Pour corser l’aventure, l’urbex est une pratique illégale. Les deux exploratrices, qui pénètrent dans des lieux privés, s’exposent à une amende, voire à une peine de prison. Voilà pour la théorie. « En réalité, les propriétaires que nous avons rencontrés se sont montrés plutôt compréhensifs. Certains nous ont même fait la visite ». Les terrains militaires sont plus risqués. Les deux femmes s’exposent en effet à des poursuites pour espionnage ou atteinte à la sûreté de l’État. Marion et Claire se sont déjà retrouvées nez à nez avec un militaire en visitant un terrain appartenant à l’armée. La rencontre s’est heureusement bien passée et elles ont pu repartir en toute liberté.

« On sait qu’il y a des risques, avance Marion, mais c’est aussi ce côté transgressif qui rend ces explorations aussi intéressantes ». Visite d’un « château de princesse » sur le point d’être rasé en Belgique, d’un hôpital psychiatrique abandonné en Moselle ou d’une mine laissée intact avec ses équipements à la frontière belge… En quelques années, elles ont visité plus de 200 lieux.

En rêvant de Tchernobyl

Elles passent des heures à préparer leurs nouvelles visites sur Google Earth. Comment repérer des zones potentiellement explorables ? Marion a une astuce : « Il faut repérer les emplacements le long des rivières dans des zones pas trop urbanisées ».
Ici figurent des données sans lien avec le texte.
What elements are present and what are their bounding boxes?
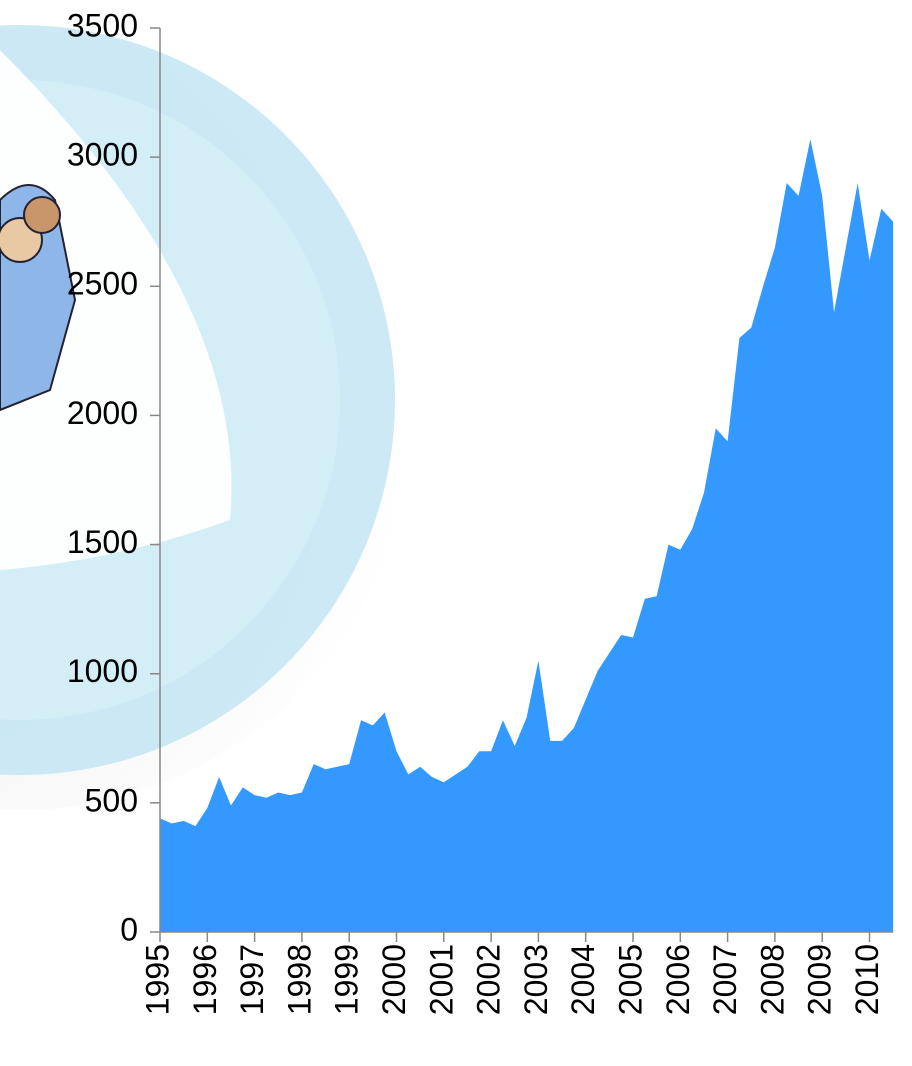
y-tick-label: 3500 — [67, 7, 138, 43]
x-tick-label: 1998 — [281, 944, 317, 1015]
x-tick-label: 2007 — [707, 944, 743, 1015]
x-tick-label: 2004 — [565, 944, 601, 1015]
y-tick-label: 500 — [85, 782, 138, 818]
y-tick-label: 3000 — [67, 137, 138, 173]
x-tick-label: 1997 — [234, 944, 270, 1015]
x-tick-label: 1996 — [187, 944, 223, 1015]
x-tick-label: 2002 — [471, 944, 507, 1015]
y-tick-label: 1000 — [67, 653, 138, 689]
x-tick-label: 1995 — [139, 944, 175, 1015]
area — [160, 139, 894, 932]
x-tick-label: 2008 — [754, 944, 790, 1015]
y-tick-label: 2500 — [67, 266, 138, 302]
x-tick-label: 2000 — [376, 944, 412, 1015]
y-tick-label: 2000 — [67, 395, 138, 431]
x-tick-label: 1999 — [329, 944, 365, 1015]
background-decoration — [0, 25, 410, 810]
x-tick-label: 2006 — [660, 944, 696, 1015]
x-tick-label: 2005 — [612, 944, 648, 1015]
x-tick-label: 2003 — [518, 944, 554, 1015]
y-tick-label: 1500 — [67, 524, 138, 560]
x-tick-label: 2010 — [849, 944, 885, 1015]
x-tick-label: 2001 — [423, 944, 459, 1015]
y-tick-label: 0 — [120, 911, 138, 947]
x-tick-label: 2009 — [802, 944, 838, 1015]
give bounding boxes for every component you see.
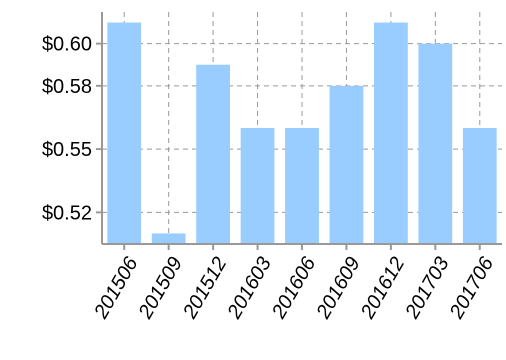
x-tick-label: 201609: [312, 254, 365, 324]
x-tick-label: 201706: [445, 253, 498, 323]
y-axis-tick-labels: $0.52 $0.55 $0.58 $0.60: [42, 34, 92, 225]
y-tick-label: $0.52: [42, 202, 92, 224]
bar-201512: [196, 64, 230, 245]
bar-201706: [462, 128, 497, 244]
y-tick-label: $0.60: [42, 34, 92, 56]
bars: [107, 22, 497, 245]
bar-201606: [285, 128, 319, 244]
bar-201612: [374, 22, 408, 244]
y-tick-label: $0.58: [42, 76, 92, 98]
x-tick-label: 201603: [223, 254, 276, 324]
x-tick-label: 201509: [134, 254, 187, 324]
bar-201703: [418, 43, 453, 244]
x-tick-label: 201612: [356, 254, 409, 324]
y-tick-label: $0.55: [42, 139, 92, 161]
axes: [96, 12, 502, 250]
bar-201509: [151, 233, 186, 244]
x-tick-label: 201512: [179, 254, 232, 324]
bar-201603: [240, 128, 275, 244]
bar-201609: [329, 85, 364, 245]
x-axis-tick-labels: 2015062015092015122016032016062016092016…: [90, 253, 499, 323]
bar-201506: [107, 22, 142, 244]
x-tick-label: 201703: [401, 254, 454, 324]
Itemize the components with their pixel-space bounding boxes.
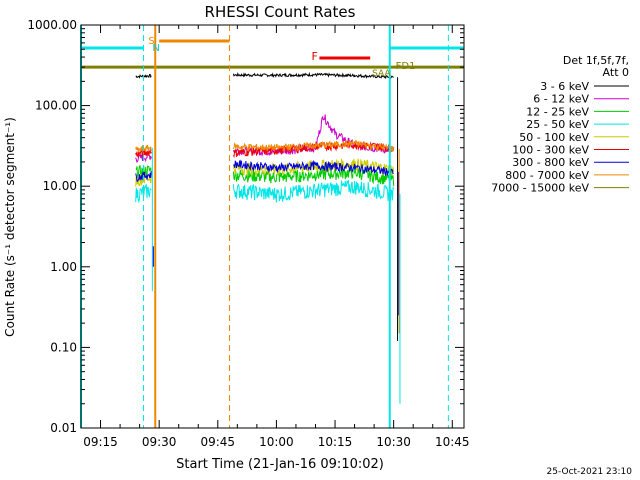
- legend-entry-label: 3 - 6 keV: [540, 80, 589, 93]
- legend-header-line: Att 0: [603, 66, 629, 79]
- series-line: [232, 139, 395, 154]
- legend-entry-label: 100 - 300 keV: [512, 144, 589, 157]
- series-4: [135, 179, 395, 204]
- x-tick-label: 09:30: [142, 435, 177, 449]
- series-1: [135, 71, 394, 80]
- series-7: [135, 159, 394, 182]
- series-2: [135, 114, 395, 163]
- footer-date: 25-Oct-2021 23:10: [547, 467, 633, 477]
- y-tick-label: 1.00: [50, 260, 77, 274]
- legend-entry-label: 300 - 800 keV: [512, 156, 589, 169]
- plot-data-layer: [81, 65, 464, 404]
- annotation-label-saa: SAA: [372, 69, 391, 79]
- x-axis-ticks: 09:15 09:30 09:45 10:00 10:15 10:30 10:45: [80, 25, 470, 449]
- x-tick-label: 10:45: [435, 435, 470, 449]
- legend-entry-label: 50 - 100 keV: [519, 131, 589, 144]
- y-tick-label: 100.00: [35, 99, 77, 113]
- y-axis-label: Count Rate (s⁻¹ detector segment⁻¹): [3, 117, 17, 337]
- series-line: [232, 71, 394, 80]
- x-axis-label: Start Time (21-Jan-16 09:10:02): [176, 457, 384, 472]
- legend-entry-label: 7000 - 15000 keV: [491, 182, 589, 195]
- x-tick-label: 09:45: [200, 435, 235, 449]
- legend-entry-label: 800 - 7000 keV: [505, 169, 589, 182]
- annotation-label-n: N: [152, 43, 159, 54]
- series-line: [232, 179, 395, 203]
- legend-header-line: Det 1f,5f,7f,: [563, 54, 629, 67]
- series-line: [135, 171, 152, 182]
- x-tick-label: 10:00: [259, 435, 294, 449]
- y-axis-ticks: 1000.00 100.00 10.00 1.00 0.10 0.01: [27, 18, 464, 435]
- series-line: [233, 159, 394, 176]
- y-tick-label: 0.10: [50, 340, 77, 354]
- annotation-label-fd1: FD1: [396, 61, 416, 72]
- legend-entry-label: 6 - 12 keV: [533, 93, 589, 106]
- x-tick-label: 10:15: [318, 435, 353, 449]
- annotation-label-s: S: [148, 36, 154, 47]
- series-line: [135, 183, 152, 204]
- plot-frame: [80, 24, 465, 429]
- y-tick-label: 0.01: [50, 421, 77, 435]
- x-tick-label: 09:15: [83, 435, 118, 449]
- y-tick-label: 10.00: [43, 179, 77, 193]
- chart-title: RHESSI Count Rates: [205, 3, 356, 21]
- legend-entry-label: 25 - 50 keV: [526, 118, 589, 131]
- annotation-layer: SN F FD1 SAA: [80, 25, 464, 428]
- x-tick-label: 10:30: [376, 435, 411, 449]
- y-tick-label: 1000.00: [27, 18, 77, 32]
- annotation-label-f: F: [311, 50, 317, 63]
- legend-entry-label: 12 - 25 keV: [526, 105, 589, 118]
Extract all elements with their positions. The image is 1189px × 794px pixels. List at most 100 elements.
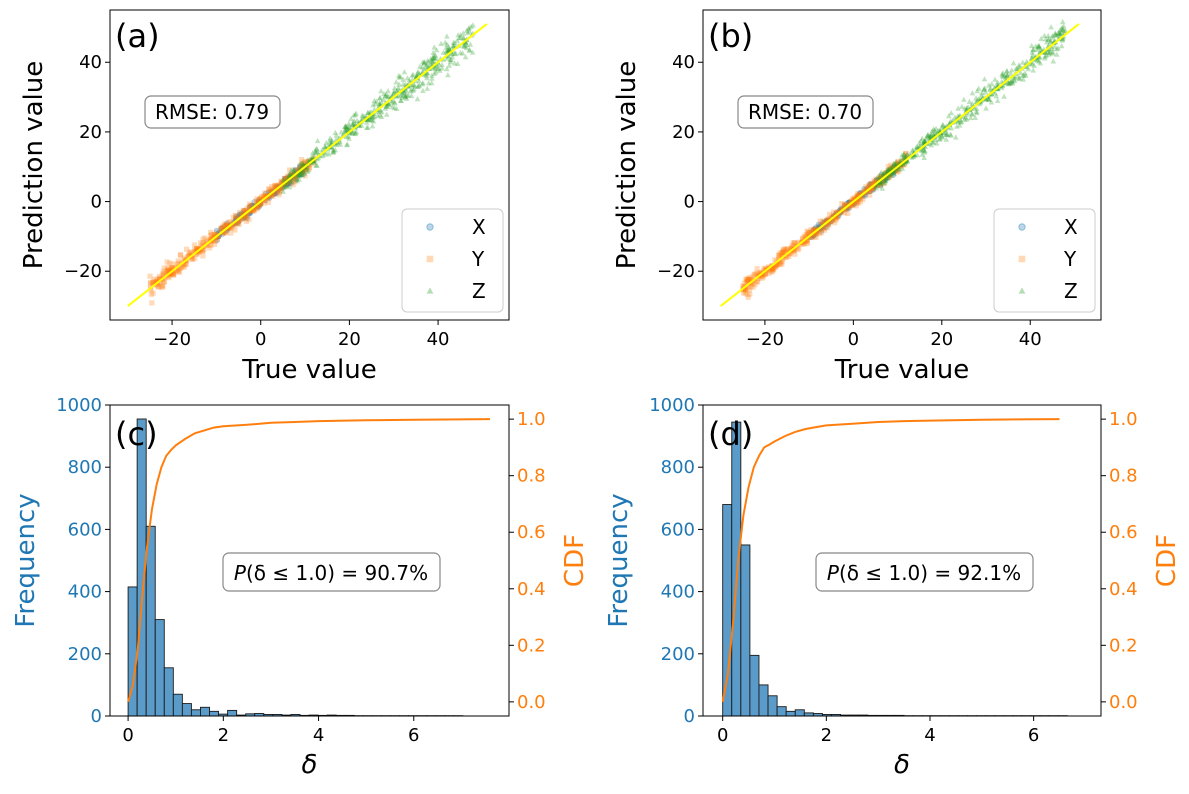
x-axis-label: True value [834,355,970,385]
x-tick-label: 40 [1019,329,1042,350]
legend-label-y: Y [471,247,485,271]
probability-annotation: P(δ ≤ 1.0) = 90.7% [234,561,428,585]
legend-box [402,209,503,312]
legend-label-x: X [1064,215,1078,239]
histogram-bar [741,545,750,716]
x-tick-label: 2 [218,725,229,746]
histogram-bar [759,685,768,716]
y-tick-label: 600 [68,519,102,540]
y2-tick-label: 0.0 [1109,692,1138,713]
rmse-annotation: RMSE: 0.79 [155,100,269,124]
y-tick-label: 200 [661,644,695,665]
y-tick-label: 800 [661,457,695,478]
point-y [266,200,271,205]
point-y [244,219,249,224]
probability-argument: (δ ≤ 1.0) [246,561,335,585]
x-tick-label: 6 [408,725,419,746]
point-y [746,295,751,300]
point-y [202,235,207,240]
x-tick-label: 40 [427,329,450,350]
panel-label: (d) [708,415,753,453]
histogram-bar [732,422,741,716]
histogram-bar [173,694,182,716]
legend-label-y: Y [1063,247,1077,271]
point-y [151,291,156,296]
legend-label-x: X [472,215,486,239]
x-tick-label: 0 [717,725,728,746]
x-tick-label: 0 [122,725,133,746]
legend-marker-x [427,224,433,230]
probability-argument: (δ ≤ 1.0) [839,561,928,585]
histogram-bar [723,505,732,716]
x-tick-label: 2 [821,725,832,746]
point-y [776,253,781,258]
point-y [208,230,213,235]
x-axis-label: True value [241,355,377,385]
y2-tick-label: 0.4 [1109,579,1138,600]
probability-symbol: P [234,561,247,585]
x-tick-label: 20 [930,329,953,350]
y-axis-label: Frequency [604,493,634,627]
y2-tick-label: 0.8 [517,466,546,487]
point-y [176,258,181,263]
x-axis-label: δ [302,750,318,780]
x-tick-label: 6 [1028,725,1039,746]
point-y [149,300,154,305]
point-y [743,290,748,295]
y-tick-label: 40 [672,52,695,73]
histogram-bar [182,704,191,716]
y-tick-label: 20 [672,122,695,143]
point-y [792,252,797,257]
x-tick-label: 4 [313,725,324,746]
histogram-bar [750,655,759,716]
point-y [247,202,252,207]
legend-marker-y [427,256,434,263]
legend-marker-x [1019,224,1025,230]
panel-label: (a) [115,17,160,55]
y2-axis-label: CDF [560,534,590,587]
y2-tick-label: 0.2 [517,635,546,656]
y-tick-label: 0 [91,706,102,727]
y-tick-label: 0 [684,192,695,213]
point-y [784,247,789,252]
point-y [755,266,760,271]
y-tick-label: 0 [684,706,695,727]
point-y [200,253,205,258]
histogram-bar [200,707,209,716]
probability-value: = 92.1% [928,561,1021,585]
y-tick-label: 800 [68,457,102,478]
legend-box [994,209,1095,312]
y2-tick-label: 1.0 [517,409,546,430]
y-tick-label: 400 [68,582,102,603]
y-tick-label: 40 [79,52,102,73]
y2-tick-label: 0.6 [1109,522,1138,543]
histogram-bar [146,526,155,716]
x-tick-label: −20 [153,329,191,350]
y2-tick-label: 0.0 [517,692,546,713]
y-tick-label: 1000 [56,395,102,416]
histogram-bar [777,707,786,716]
panel-label: (b) [708,17,753,55]
point-y [832,220,837,225]
y-axis-label: Prediction value [19,61,49,269]
y-tick-label: 0 [91,192,102,213]
point-y [839,201,844,206]
histogram-bar [795,710,804,716]
probability-annotation: P(δ ≤ 1.0) = 92.1% [827,561,1021,585]
point-y [165,259,170,264]
x-tick-label: 0 [255,329,266,350]
y-tick-label: 1000 [649,395,695,416]
histogram-bar [768,696,777,716]
y2-tick-label: 0.6 [517,522,546,543]
y-axis-label: Prediction value [612,61,642,269]
y2-tick-label: 0.2 [1109,635,1138,656]
rmse-annotation: RMSE: 0.70 [748,100,862,124]
y-tick-label: 20 [79,122,102,143]
x-tick-label: 20 [338,329,361,350]
point-y [160,271,165,276]
legend-label-z: Z [1064,279,1078,303]
panel-label: (c) [115,415,158,453]
x-tick-label: 0 [848,329,859,350]
x-tick-label: −20 [746,329,784,350]
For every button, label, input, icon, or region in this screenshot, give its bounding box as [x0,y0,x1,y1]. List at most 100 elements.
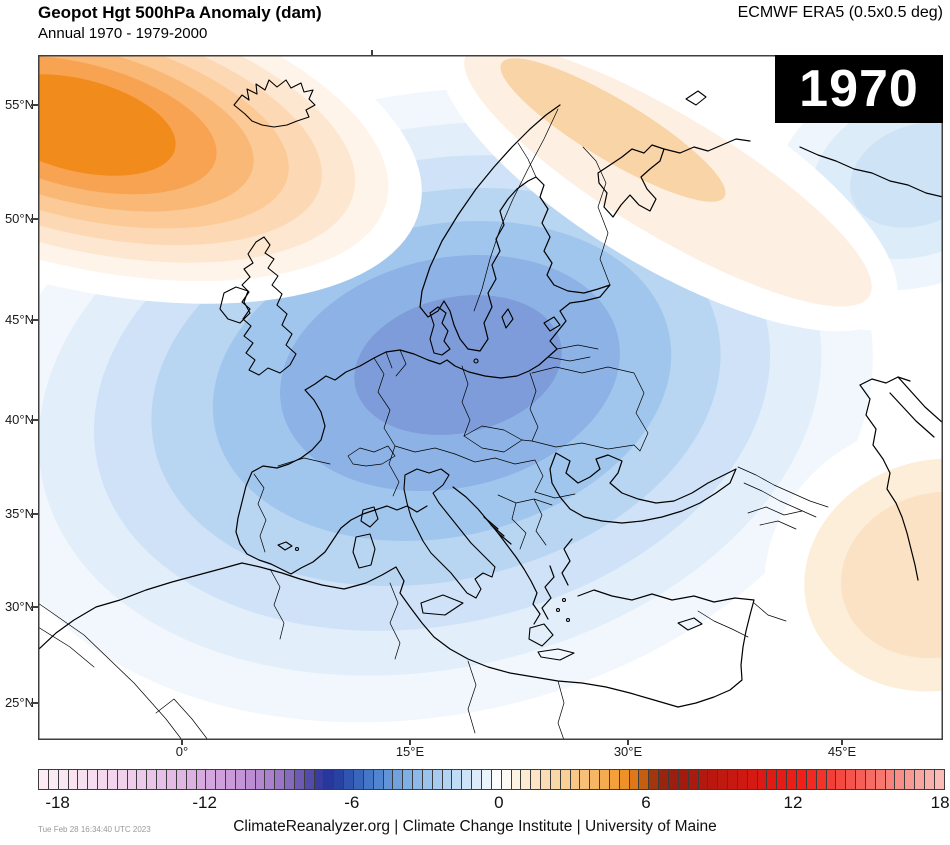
border-sweden-finland [517,142,537,178]
border-germany-poland [461,365,471,437]
colorbar-cell [275,770,286,789]
lat-tick [31,218,38,220]
render-timestamp: Tue Feb 28 16:34:40 UTC 2023 [38,825,151,834]
turkey-west-coastline [561,538,573,586]
colorbar-cell [649,770,660,789]
colorbar-cell [255,770,266,789]
colorbar-cell [481,770,492,789]
colorbar-cell [698,770,709,789]
aegean-island-1 [555,607,561,613]
colorbar [38,769,945,790]
colorbar-cell [452,770,463,789]
colorbar-tick-6: 6 [641,793,651,812]
colorbar-cell [344,770,354,789]
aegean-island-2 [565,617,571,623]
colorbar-cell [363,770,374,789]
colorbar-cell [226,770,236,789]
colorbar-cell [137,770,148,789]
colorbar-cell [895,770,906,789]
northwest-orange-contours [38,55,422,304]
dataset-source-label: ECMWF ERA5 (0.5x0.5 deg) [737,4,943,21]
colorbar-cell [865,770,876,789]
caspian-west-coastline [859,384,919,581]
border-france-east [373,357,400,497]
colorbar-cell [826,770,837,789]
colorbar-cell [107,770,118,789]
colorbar-tick--6: -6 [344,793,360,812]
saaremaa-island [543,316,561,332]
colorbar-cell [147,770,158,789]
colorbar-cell [806,770,817,789]
colorbar-cell [294,770,305,789]
country-borders [38,108,829,740]
north-africa-coastline [38,562,679,708]
colorbar-cell [777,770,788,789]
colorbar-cell [235,770,246,789]
colorbar-cell [856,770,866,789]
colorbar-cell [88,770,99,789]
colorbar-cell [393,770,404,789]
colorbar-cell [501,770,512,789]
colorbar-cell [550,770,561,789]
colorbar-cell [334,770,345,789]
ireland-coastline [219,286,251,324]
lon-label-45°E: 45°E [827,744,857,759]
denmark-coastline [429,306,451,356]
border-turkey-east [697,602,787,638]
map-frame [38,55,943,740]
colorbar-cell [570,770,581,789]
lat-label-25°N: 25°N [4,695,34,710]
colorbar-cell [285,770,295,789]
gotland-island [501,308,514,329]
colorbar-cell [511,770,522,789]
lon-tick [181,740,183,745]
colorbar-cell [639,770,650,789]
border-norway-sweden [473,108,559,312]
colorbar-cell [166,770,177,789]
border-poland-east [529,372,539,442]
border-germany-south [394,445,456,455]
colorbar-cell [442,770,453,789]
colorbar-cell [422,770,433,789]
lat-tick [31,606,38,608]
border-benelux [385,349,407,377]
colorbar-cell [531,770,542,789]
colorbar-cell [127,770,138,789]
caspian-north-coastline [859,376,911,386]
colorbar-tick-12: 12 [783,793,803,812]
iceland-coastline [233,79,316,128]
colorbar-cell [58,770,69,789]
balearic-dot [294,546,300,552]
white-sea-kola-coastline [597,144,665,218]
colorbar-cell [600,770,610,789]
colorbar-cell [541,770,551,789]
colorbar-cell [609,770,620,789]
mainland-coastline [235,104,611,575]
attribution-text: ClimateReanalyzer.org | Climate Change I… [233,818,717,835]
colorbar-tick-0: 0 [494,793,504,812]
year-badge-label: 1970 [799,60,919,118]
colorbar-cell [718,770,729,789]
black-sea-coastline [549,452,737,524]
colorbar-cell [728,770,738,789]
corsica-coastline [360,506,379,528]
aegean-island-3 [561,597,567,603]
lat-label-45°N: 45°N [4,312,34,327]
colorbar-cell [590,770,601,789]
sicily-coastline [420,594,464,616]
colorbar-cell [462,770,473,789]
colorbar-cell [176,770,187,789]
colorbar-cell [324,770,335,789]
border-baltics [547,344,599,362]
colorbar-cell [787,770,797,789]
colorbar-cell [875,770,886,789]
map-canvas [38,55,943,740]
north-orange-band-contours [438,55,898,332]
colorbar-cell [196,770,207,789]
lon-tick [409,740,411,745]
colorbar-tick-18: 18 [930,793,950,812]
colorbar-cell [737,770,748,789]
colorbar-cell [767,770,778,789]
southeast-orange-contours [764,418,943,732]
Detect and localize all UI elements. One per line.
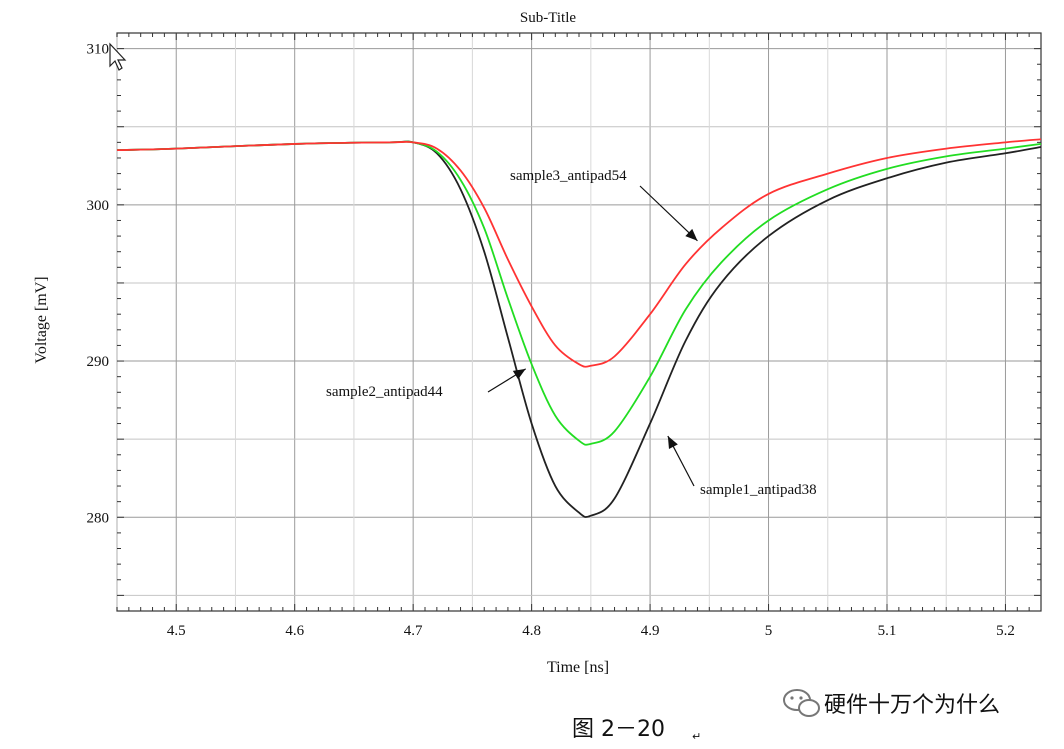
annotation-arrowhead [685, 228, 698, 241]
x-tick-label: 5 [765, 623, 773, 639]
grid-lines [116, 33, 1041, 611]
x-tick-label: 4.6 [285, 623, 304, 639]
series-lines [116, 138, 1042, 518]
x-tick-label: 4.7 [404, 623, 423, 639]
wechat-icon [783, 689, 820, 717]
y-tick-labels: 280 290 300 310 [87, 42, 110, 527]
chart-subtitle: Sub-Title [520, 10, 576, 26]
tick-marks [116, 32, 1042, 612]
x-tick-label: 4.5 [167, 623, 186, 639]
series-line-sample3_antipad54 [116, 138, 1042, 368]
figure-caption: 图 2－20 [572, 717, 665, 742]
y-tick-label: 290 [87, 354, 110, 370]
annotations: sample3_antipad54 sample2_antipad44sample… [326, 168, 817, 498]
x-tick-label: 4.9 [641, 623, 660, 639]
y-axis-label: Voltage [mV] [33, 276, 50, 363]
annotation-arrowhead [512, 368, 526, 380]
mouse-cursor-icon [109, 42, 127, 71]
x-tick-label: 5.2 [996, 623, 1015, 639]
annotation-label: sample3_antipad54 [510, 168, 627, 184]
x-axis-label: Time [ns] [547, 659, 609, 676]
paragraph-mark: ↵ [692, 730, 701, 743]
x-tick-label: 5.1 [878, 623, 897, 639]
annotation: sample2_antipad44 [326, 368, 527, 400]
plot-area [116, 32, 1042, 612]
annotation-arrowhead [667, 436, 678, 449]
y-tick-label: 310 [87, 42, 110, 58]
x-tick-label: 4.8 [522, 623, 541, 639]
annotation: sample3_antipad54 [510, 168, 698, 242]
y-tick-label: 300 [87, 198, 110, 214]
x-tick-labels: 4.5 4.6 4.7 4.8 4.9 5 5.1 5.2 [167, 623, 1015, 639]
annotation-label: sample2_antipad44 [326, 384, 443, 400]
annotation: sample1_antipad38 [667, 435, 817, 498]
y-tick-label: 280 [87, 510, 110, 526]
annotation-label: sample1_antipad38 [700, 482, 817, 498]
watermark: 硬件十万个为什么 [783, 689, 1000, 718]
watermark-text: 硬件十万个为什么 [824, 693, 1000, 718]
annotation-arrow-line [639, 185, 698, 242]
« On en prend plein les yeux », s’amuse la mère de famille. Leur rêve ? Se rendre dans le secteur de Tchernobyl, en Ukraine. Dans les zones interdites au public depuis la catastrophe nucléaire de 1986. « C’est une partie importante de l’Histoire, indique Marion. On veut tenter de comprendre ce que les personnes sur place ont pu vivre ».